Novice for one week: Novice hood initiation in Bagan, Myanmar

For a boy in Myanmar it is customary to enter a monastery between the age 10 and 20 as a Buddhist novice for at least one week. Sometimes the boys are even younger, and in rare cases they are only 5 or 6 years old. For Burmese people, the novice hood initiation is a very important ceremony and a big event as a family. The novitiation ceremony is called "Shinbyu" in Burmese language. Shinbyu ceremonies are held throughout the whole country, in villages as well as in big cities. Often families send their sons at the same time to the monastery and celebrate the Shinbyu ceremony together. Celebrating together saves costs, because the event with music and traditional dresses is expensive. But it is also a wonderful opportunity for the families to organize a procession through the village as a kind of village festival.


Money doesn't matter for a Buddhist monastery, so they take every boy, regardless of the wealth of the parents. Poor boys or orphans are also welcome to join the monastery for one week. But there is a difference. Although the Shinbyu is without doubt a religious Buddhist ceremony, it is not organized from the monasteries. Of course the monks support the Shinbyu, and they open the monasteries for the families to come and pray. But the ceremony itself is more a secular event, with loud music, a procession on horses through the village, a lot of food, many flowers, wonderful clothes and a big colorful ceremony tent, where the celebration, the dinner and many speeches take place. Sometimes rich families or families who are not blessed with a male child support poor families who cannot afford the ceremony. The boys of the supported families and also orphans are invited to join the ceremony as well.

Usually the Shinbyu ceremony lasts two days. In big cities the horses are often switched to pickup trucks with wooden armchairs on the loading area, and the procession looks more like a big car convoy. But village or big city, the main actors are always undeniably the novice aspirants, who are dressed and made-up to be a prince for one day. The boys are shielded from the sun by colorful umbrellas and led on horsebacks through the village. Behind the horses follow the families, the proud parents in their best silks carrying the monastic robes for the novices, and finally the sisters or young village maidens carrying lotus blossoms and ceremonial boxes. Sometimes also young girls are allowed to join the novice hood initiation to be a nun for a week, but only if a nunnery is nearby.

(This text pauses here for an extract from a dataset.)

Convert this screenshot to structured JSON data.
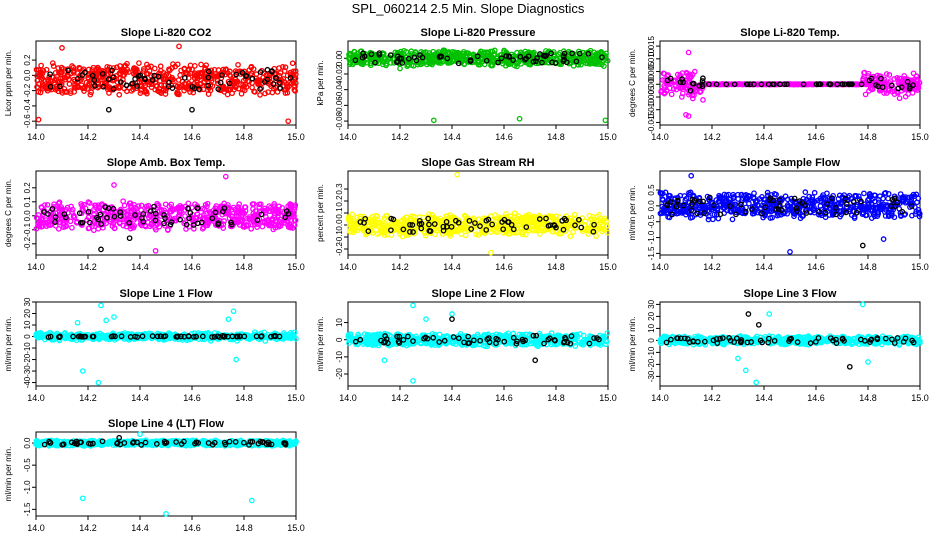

This ritual of the Shinbyu ceremony reminds of the life of Prince Siddhartha Gautama in the royal palace. According to the Buddhist scripts Siddhartha left the royal palace at the age of twenty nine, leaving his wife and newborn son in search of an ascetic life. On his long journey Gautama discovered the "Middle Way", a path of moderation between sensual indulgence and the severe asceticism. The Buddhist texts describe the Enlightenment of Gautama when he was 35 years old. The name "Buddha" means "the enlightened one", and with the Enlightenment the former Prince Siddhartha Gautama became "Gautama Buddha" and therefore the primary figure in Buddhism.

The second day of Shinbyu is more related to the monastery where the boys will stay after the ceremony for at least seven days. The families support the monastery by offering alms, food and money. Sometimes the procession ends in the monastery, sometimes the families simply change the location from their own colorful tent to the monastery. Every Shinbyu is a little bit different, it depends how many boys or girls will go to the monastery, if it takes place in a small village or big city, and where the ceremony tent is located. But in any case the monks are waiting for the families who still are dressed in their colorful clothes, to pray with them, but also to receive the donations and alms.

And finally, after long hours of speeches, processions and praying, the event for the boys of joining the monastery comes closer. The monks shave the boys' heads and the hair is caught in a cloth. The boys pray and ask the head monk in Pali for permission to be novitiated. After the praying the boys get their robes. The fresh novices stay in the monastery for a retreat under the care of the monks for at least one week. For the boys it is the only way to learn about Buddhism and they try to make the most of their stay in the monastery. They have to follow the strict rules of the monastery; they get up with all other novices at 5:00 in the morning to recite Pali scripts. They collect food in the morning, they learn how to meditate, and there are only two meals per day, the breakfast and the lunch at 11:30.

It is not uncommon, that a boy will go a second or third time as a novice to the monastery when they grow older. Some of them also stay longer in a monastery, maybe two or three months, and in some cases they stay in the monastery their whole life. Especially for devout people the Shinbyu ceremony is an imprinting and touching event. At the age over 20 the young men receive another opportunity to experience the Buddhist life in a monastery for a week, but this time as a fully ordained monk.